A relevância do tema reside no fato de muitas gestantes, na tentativa de abreviar seu sofrimento físico e psíquico, buscarem o Poder Judiciário com o objetivo de obterem, através da prestação jurisdicional, o alvará autorizador para a realização da interrupção terapêutica da gestação.

Entretanto, o que acirra a presente proposição, é o fato de estarem em conflito direitos fundamentais entalhados na Carta Magna da República, quais sejam, o direito à vida do feto versus a dignidade humana da gestante em suas diversas vertigens. Assim sendo, presentes estarão nesta pesquisa, questões diversas sobre o tema, com as inúmeras e conflitantes posições acerca do assunto, inclusive, ainda que brevemente, questões médicas e religiosas.
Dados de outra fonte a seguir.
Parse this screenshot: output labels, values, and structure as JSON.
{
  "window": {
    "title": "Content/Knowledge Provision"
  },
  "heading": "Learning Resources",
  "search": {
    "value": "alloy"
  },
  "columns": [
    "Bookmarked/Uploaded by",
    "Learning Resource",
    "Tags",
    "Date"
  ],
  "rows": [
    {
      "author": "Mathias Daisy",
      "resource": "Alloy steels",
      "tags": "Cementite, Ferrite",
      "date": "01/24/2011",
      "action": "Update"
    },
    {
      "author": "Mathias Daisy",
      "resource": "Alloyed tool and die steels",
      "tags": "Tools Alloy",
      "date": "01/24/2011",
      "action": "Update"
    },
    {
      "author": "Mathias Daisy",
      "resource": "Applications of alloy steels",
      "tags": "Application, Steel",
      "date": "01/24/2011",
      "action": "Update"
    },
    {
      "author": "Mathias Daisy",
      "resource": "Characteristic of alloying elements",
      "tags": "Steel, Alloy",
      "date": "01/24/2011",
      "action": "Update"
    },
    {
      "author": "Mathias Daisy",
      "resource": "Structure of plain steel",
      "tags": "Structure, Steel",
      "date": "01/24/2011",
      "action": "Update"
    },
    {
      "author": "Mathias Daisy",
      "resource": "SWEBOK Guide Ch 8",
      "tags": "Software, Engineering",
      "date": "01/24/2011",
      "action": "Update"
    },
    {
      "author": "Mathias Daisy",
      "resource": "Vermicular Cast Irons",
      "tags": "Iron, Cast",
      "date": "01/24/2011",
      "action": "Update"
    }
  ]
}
Especialmente, busca-se analisar o conflito existente entre o direito à vida do feto ou embrião portador da anencefalia e o direito à dignidade humana da gestante, bem como seu direito à liberdade de autonomia reprodutiva e à saúde plena.

Ao passo que há esse conflito entre direitos fundamentais, pilares do Estado Democrático de Direito, há, por conseguinte, a polêmica e a discussão acirrada envolvidas.
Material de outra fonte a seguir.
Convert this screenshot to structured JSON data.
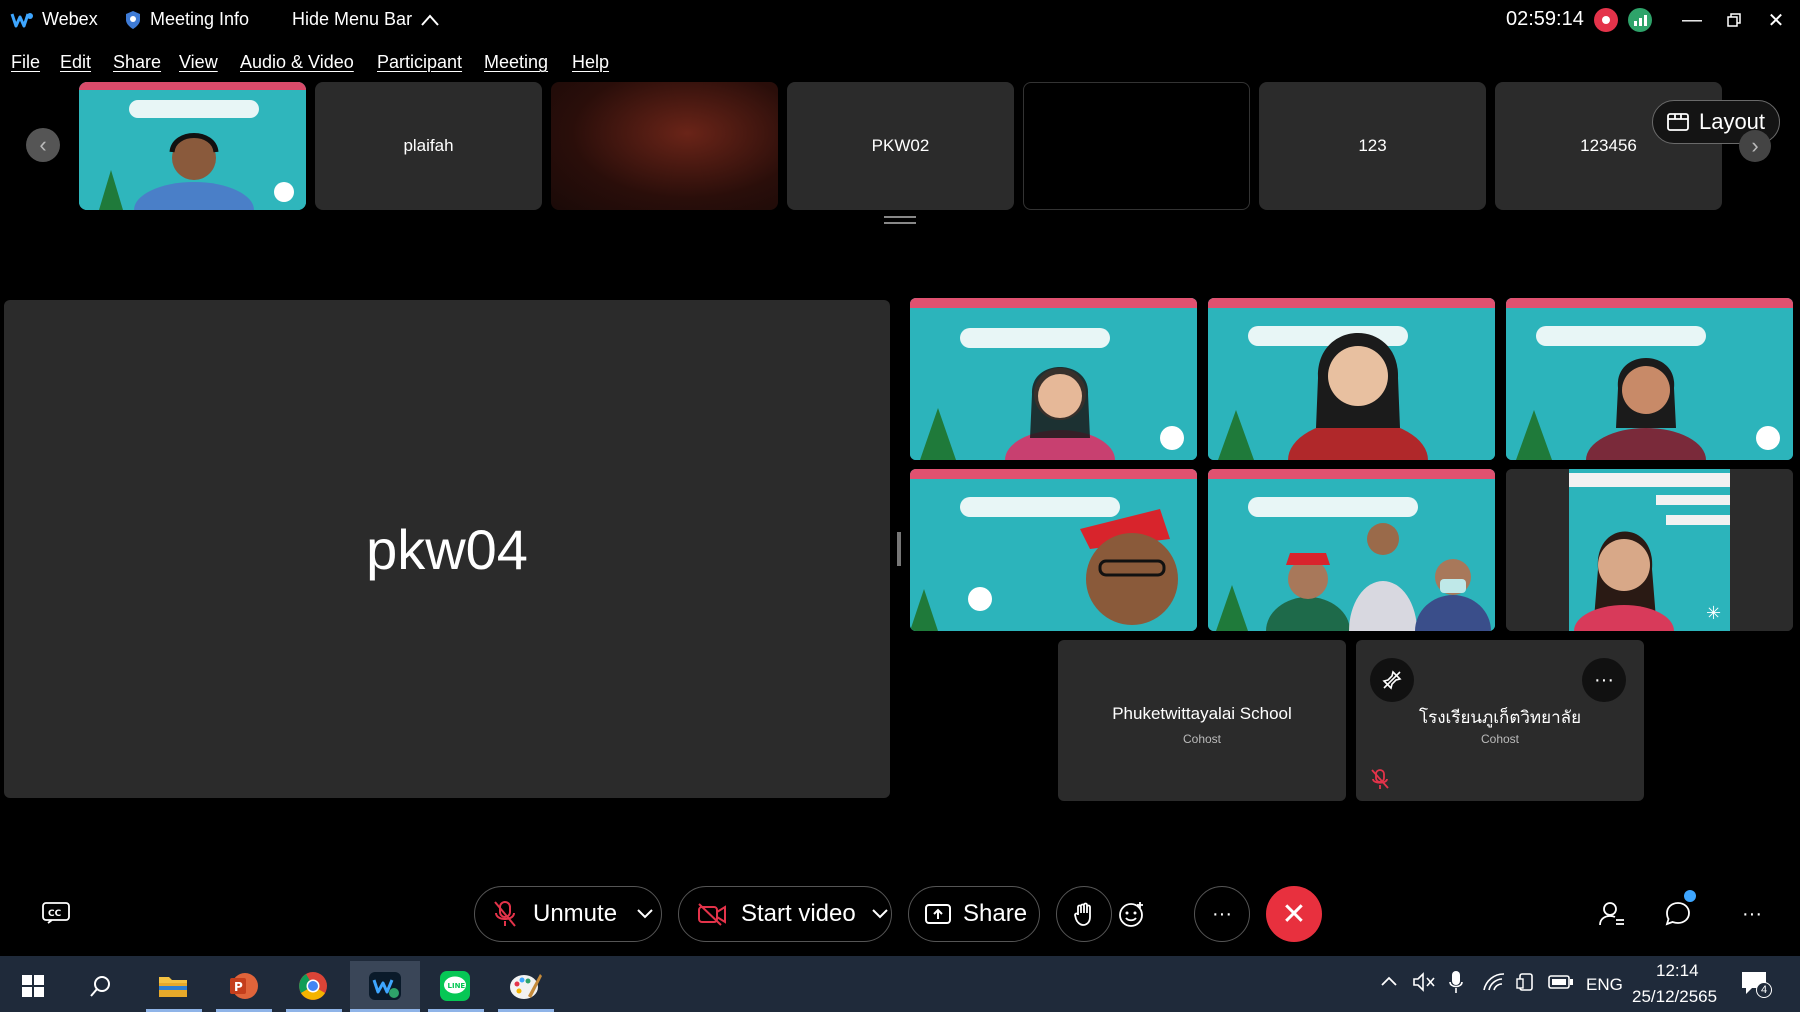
{
  "titlebar": {
    "app_name": "Webex",
    "meeting_info": "Meeting Info",
    "hide_menu": "Hide Menu Bar",
    "timer": "02:59:14"
  },
  "menu": [
    "File",
    "Edit",
    "Share",
    "View",
    "Audio & Video",
    "Participant",
    "Meeting",
    "Help"
  ],
  "filmstrip": {
    "tiles": [
      "",
      "plaifah",
      "",
      "PKW02",
      "",
      "123",
      "123456"
    ],
    "layout_label": "Layout"
  },
  "stage": {
    "active_name": "pkw04",
    "participants": [
      {
        "name": "Phuketwittayalai School",
        "role": "Cohost"
      },
      {
        "name": "โรงเรียนภูเก็ตวิทยาลัย",
        "role": "Cohost"
      }
    ]
  },
  "controls": {
    "unmute": "Unmute",
    "start_video": "Start video",
    "share": "Share"
  },
  "taskbar": {
    "language": "ENG",
    "time": "12:14",
    "date": "25/12/2565",
    "notifications": "4"
  },
  "colors": {
    "background": "#000000",
    "tile": "#2b2b2b",
    "end_call": "#e8303e",
    "recording": "#e4334a",
    "taskbar": "#1f2a3a"
  }
}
De um lado, a dignidade da pessoa humana que, por sua vez, deve ser reconhecida como a prerrogativa de todo ser humano em ser respeitado como pessoa, de não ser prejudicado em sua existência e de fruir de um âmbito existencial próprio; em outro lado, o direito à vida do feto.
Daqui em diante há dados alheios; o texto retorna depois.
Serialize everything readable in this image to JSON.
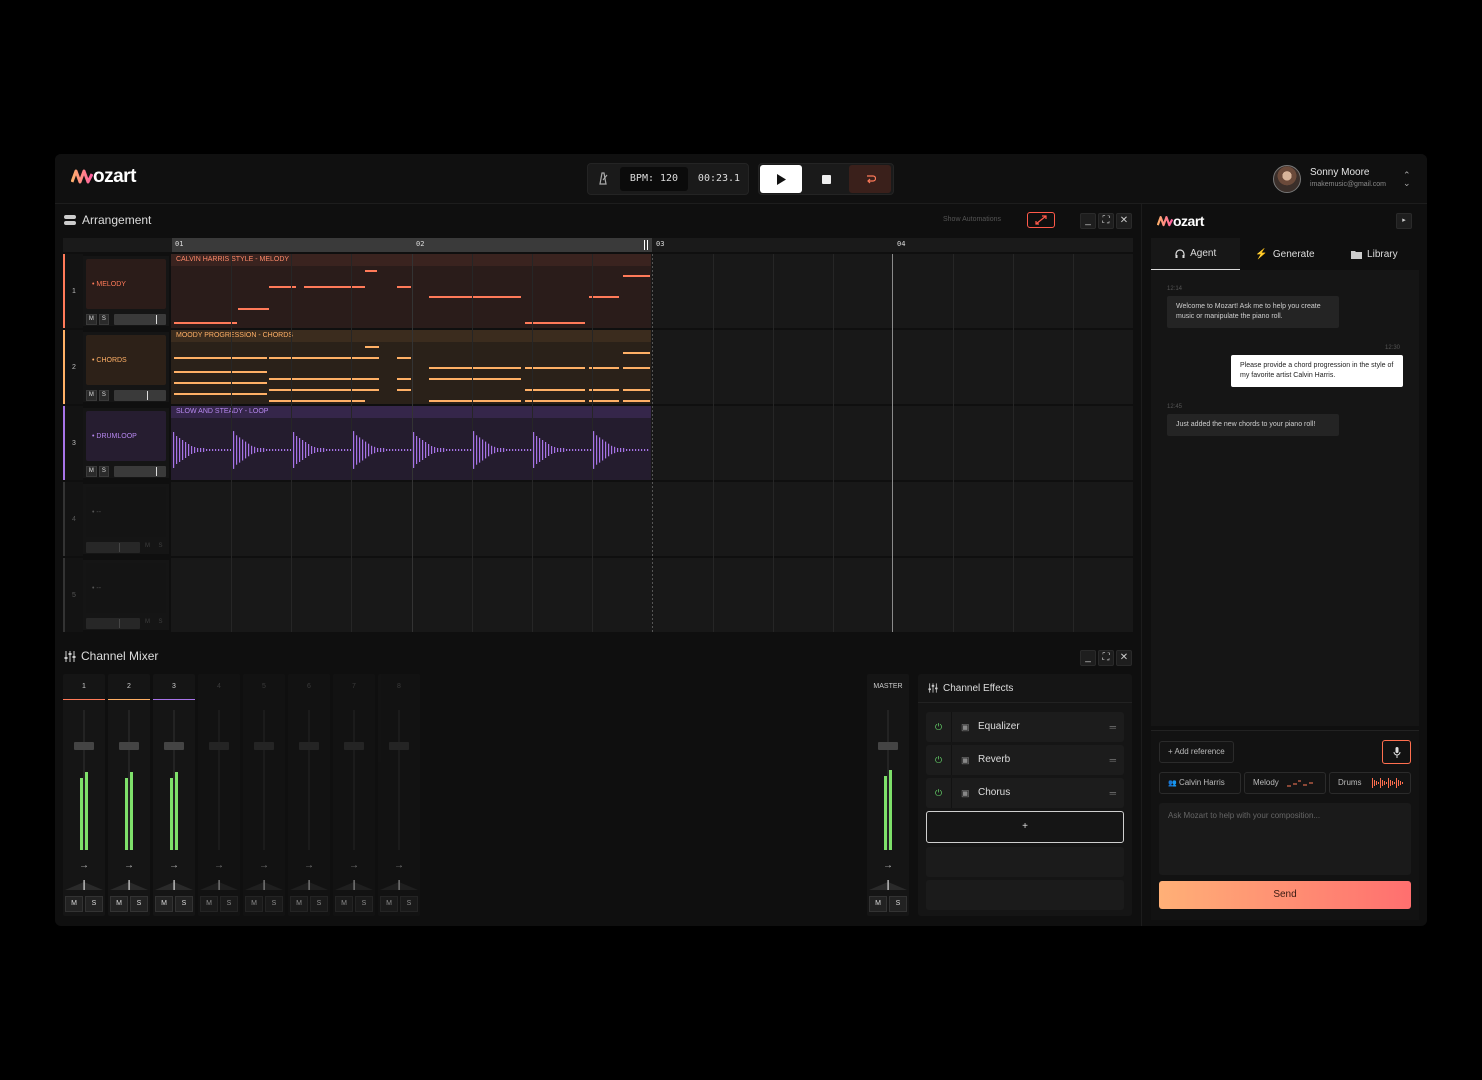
{
  "app": {
    "logo_text": "ozart",
    "colors": {
      "accent": "#ff7a59",
      "melody": "#ff7a59",
      "chords": "#ffb066",
      "drums": "#a774e8",
      "meter": "#7ee06a"
    }
  },
  "transport": {
    "bpm": "BPM: 120",
    "time": "00:23.1",
    "play_icon": "play-icon",
    "stop_icon": "stop-icon",
    "loop_icon": "loop-icon"
  },
  "user": {
    "name": "Sonny Moore",
    "email": "imakemusic@gmail.com"
  },
  "arrangement": {
    "title": "Arrangement",
    "show_automations": "Show Automations",
    "bars": [
      "01",
      "02",
      "03",
      "04"
    ],
    "tracks": [
      {
        "num": "1",
        "name": "• MELODY",
        "clip": "CALVIN HARRIS STYLE - MELODY",
        "type": "melody"
      },
      {
        "num": "2",
        "name": "• CHORDS",
        "clip": "MOODY PROGRESSION - CHORDS",
        "type": "chords"
      },
      {
        "num": "3",
        "name": "• DRUMLOOP",
        "clip": "SLOW AND STEADY - LOOP",
        "type": "drums"
      },
      {
        "num": "4",
        "name": "• --",
        "clip": "",
        "type": "empty"
      },
      {
        "num": "5",
        "name": "• --",
        "clip": "",
        "type": "empty"
      }
    ],
    "m": "M",
    "s": "S"
  },
  "mixer": {
    "title": "Channel Mixer",
    "channels": [
      "1",
      "2",
      "3",
      "4",
      "5",
      "6",
      "7",
      "8"
    ],
    "master": "MASTER",
    "m": "M",
    "s": "S"
  },
  "effects": {
    "title": "Channel Effects",
    "items": [
      "Equalizer",
      "Reverb",
      "Chorus"
    ],
    "add": "+"
  },
  "agent": {
    "logo_text": "ozart",
    "tabs": [
      "Agent",
      "Generate",
      "Library"
    ],
    "messages": [
      {
        "time": "12:14",
        "text": "Welcome to Mozart! Ask me to help you create music or manipulate the piano roll.",
        "from": "agent"
      },
      {
        "time": "12:30",
        "text": "Please provide a chord progression in the style of my favorite artist Calvin Harris.",
        "from": "user"
      },
      {
        "time": "12:45",
        "text": "Just added the new chords to your piano roll!",
        "from": "agent"
      }
    ],
    "add_reference": "+ Add reference",
    "chips": [
      "Calvin Harris",
      "Melody",
      "Drums"
    ],
    "placeholder": "Ask Mozart to help with your composition...",
    "send": "Send"
  }
}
Estar-se-ia em face de uma colisão de direitos fundamentais – direito a uma existência digna, à vedação de tratamento degradante e à própria vida da mãe – “deixando-se de lado” o direito à vida do feto?

De acordo com o ordenamento jurídico brasileiro, o aborto doloso é conduta criminosa, assim, pode ou deve ser considerada a interrupção da gestação de feto anencefálico um crime; ou o princípio da dignidade da pessoa humana se sobressai à tipificação penal?

Em suma, reside a presente pesquisa, nesses diapasões.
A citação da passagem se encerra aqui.